What Remains Unresolved Cardiovascular outcomes at scale. SURMOUNT-MMO (>15,000 participants, primary endpoint: mortality, MI, stroke, HF) is expected to complete in October 2027. Until then, tirzepatide's cardiovascular outcomes profile in obesity without T2D rests on surrogate markers. Long-term safety. Pharmacovigilance continues to accumulate on gallbladder disease (a known GLP-1 class effect), thyroid cancer (class warning from rodent data, no human signal detected to date), and pancreatitis. The chronic treatment question. Most benefit reverses within a year of stopping. What optimal long-term management looks like for patients who cannot afford or tolerate indefinite treatment — a global majority — remains an open and pressing question. A Drug That Illuminates the Disease What tirzepatide has done for the science is clarify how profoundly multi-pathway metabolic disease actually is. Adding GIP to GLP-1 did not simply boost an existing mechanism — it opened new ones in adipose tissue, the beta cell, and the brain simultaneously. The 93% risk reduction in diabetes progression over three years suggests a partial biological reset that persists even after stopping treatment. The central paradox remains: tirzepatide works almost entirely as long as you take it. Stop, and the weight returns. Which means it has not found a cure for obesity — it has found a way to manage it indefinitely, with remarkable precision. Whether "indefinitely" is pharmacologically, economically, and biologically sustainable for the populations who need it most is a question that clinical trials, by design, cannot answer.
Sources
- Jastreboff AM et al. Tirzepatide Once Weekly for Obesity (SURMOUNT-1). NEJM, 2022;387:205–216. nejm.org/doi/full/10.1056/NEJMoa2206038
- Aronne LJ et al. Tirzepatide vs. Semaglutide (SURMOUNT-5). NEJM, 2025;393:26–36. nejm.org/doi/full/10.1056/NEJMoa2416394
- Jastreboff AM et al. Tirzepatide — Diabetes Prevention, 3-year. NEJM, 2025;392:958–971. pubmed.ncbi.nlm.nih.gov/39536238
- Malhotra A et al. Tirzepatide for OSA (SURMOUNT-OSA). NEJM, 2024;391:1257–1269. nejm.org/doi/10.1056/NEJMoa2404881
- Horn DB et al. SURMOUNT-4 post hoc: weight regain on withdrawal. JAMA Intern Med, 2026;186:157–167. pubmed.ncbi.nlm.nih.gov/41284285
- Look M et al. Body composition DXA substudy SURMOUNT-1. Diabetes Obes Metab, 2025;27:2720–2729. pubmed.ncbi.nlm.nih.gov/39996356
- Coskun T et al. Tirzepatide: imbalanced biased dual agonist. JCI Insight, 2020. insight.jci.org/articles/view/140532
- Willard FS et al. Structural determinants of tirzepatide. PNAS, 2022. pnas.org/doi/10.1073/pnas.2116506119
- Xu X et al. Cryo-EM structures of tirzepatide. Nature Communications, 2022. nature.com/articles/s41467-022-28683-0
- Frontiers in Endocrinology. GLP-1 and dual GIP/GLP-1 mechanisms review, 2024. frontiersin.org
- SUMMIT HFpEF trial. Cited in: Tandfonline SURMOUNT program review, 2024. tandfonline.com
- Wilding JPH et al. Semaglutide STEP 1. NEJM, 2021;384:989–1002.
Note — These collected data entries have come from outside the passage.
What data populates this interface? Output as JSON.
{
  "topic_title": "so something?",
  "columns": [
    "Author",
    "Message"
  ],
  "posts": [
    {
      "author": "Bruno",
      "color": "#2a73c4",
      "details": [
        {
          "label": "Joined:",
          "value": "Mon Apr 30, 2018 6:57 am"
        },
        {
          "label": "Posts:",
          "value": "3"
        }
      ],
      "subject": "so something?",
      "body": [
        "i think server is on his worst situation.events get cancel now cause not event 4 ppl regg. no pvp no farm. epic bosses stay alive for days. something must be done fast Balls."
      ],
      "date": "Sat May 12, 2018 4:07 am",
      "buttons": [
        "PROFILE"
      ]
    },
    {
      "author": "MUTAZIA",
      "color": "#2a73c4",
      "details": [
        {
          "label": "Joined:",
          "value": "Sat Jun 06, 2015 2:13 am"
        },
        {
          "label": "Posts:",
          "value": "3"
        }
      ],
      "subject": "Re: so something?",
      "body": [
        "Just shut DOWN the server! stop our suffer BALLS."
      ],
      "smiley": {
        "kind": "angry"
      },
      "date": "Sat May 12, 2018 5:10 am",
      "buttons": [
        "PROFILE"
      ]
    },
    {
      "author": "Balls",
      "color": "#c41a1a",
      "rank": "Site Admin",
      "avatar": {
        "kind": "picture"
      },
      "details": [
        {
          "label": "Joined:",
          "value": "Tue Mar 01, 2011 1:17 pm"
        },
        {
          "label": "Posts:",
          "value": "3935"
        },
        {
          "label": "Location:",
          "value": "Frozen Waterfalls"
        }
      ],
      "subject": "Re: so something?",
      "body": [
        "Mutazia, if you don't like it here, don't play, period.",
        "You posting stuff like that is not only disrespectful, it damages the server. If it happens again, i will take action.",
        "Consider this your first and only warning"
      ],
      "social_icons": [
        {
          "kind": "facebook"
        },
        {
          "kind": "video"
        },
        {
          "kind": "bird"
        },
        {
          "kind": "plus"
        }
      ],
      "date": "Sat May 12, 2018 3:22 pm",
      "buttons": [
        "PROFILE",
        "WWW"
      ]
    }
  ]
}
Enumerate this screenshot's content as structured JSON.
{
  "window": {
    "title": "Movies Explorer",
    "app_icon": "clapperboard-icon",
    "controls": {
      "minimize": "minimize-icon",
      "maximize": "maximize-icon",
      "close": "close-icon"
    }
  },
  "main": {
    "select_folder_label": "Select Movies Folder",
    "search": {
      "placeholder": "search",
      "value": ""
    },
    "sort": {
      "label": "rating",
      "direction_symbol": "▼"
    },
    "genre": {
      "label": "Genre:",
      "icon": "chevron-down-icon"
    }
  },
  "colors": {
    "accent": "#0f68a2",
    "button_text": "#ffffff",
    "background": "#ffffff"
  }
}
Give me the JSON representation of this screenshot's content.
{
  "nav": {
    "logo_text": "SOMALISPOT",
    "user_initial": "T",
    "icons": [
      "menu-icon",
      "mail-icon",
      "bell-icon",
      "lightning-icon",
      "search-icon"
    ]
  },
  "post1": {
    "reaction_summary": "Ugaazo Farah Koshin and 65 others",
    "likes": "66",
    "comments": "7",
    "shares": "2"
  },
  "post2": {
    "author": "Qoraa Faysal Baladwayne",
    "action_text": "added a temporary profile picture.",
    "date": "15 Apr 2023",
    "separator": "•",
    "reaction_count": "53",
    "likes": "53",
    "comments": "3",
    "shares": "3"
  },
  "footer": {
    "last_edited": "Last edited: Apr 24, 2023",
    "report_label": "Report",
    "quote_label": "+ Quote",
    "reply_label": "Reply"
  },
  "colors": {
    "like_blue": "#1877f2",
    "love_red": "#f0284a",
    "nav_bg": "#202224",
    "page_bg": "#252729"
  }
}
- Lincoff AM et al. SELECT cardiovascular outcomes trial. NEJM, 2023.
- FDA. Mounjaro approval for T2D. May 2022. fda.gov
- FDA. Zepbound approval for obesity. November 2023. investor.lilly.com
- ClinicalTrials.gov. SURMOUNT-MMO. NCT05556512.
- Aronne LJ et al. SURMOUNT-4 randomized withdrawal. JAMA, 2024;331:38–48. NCT04660643.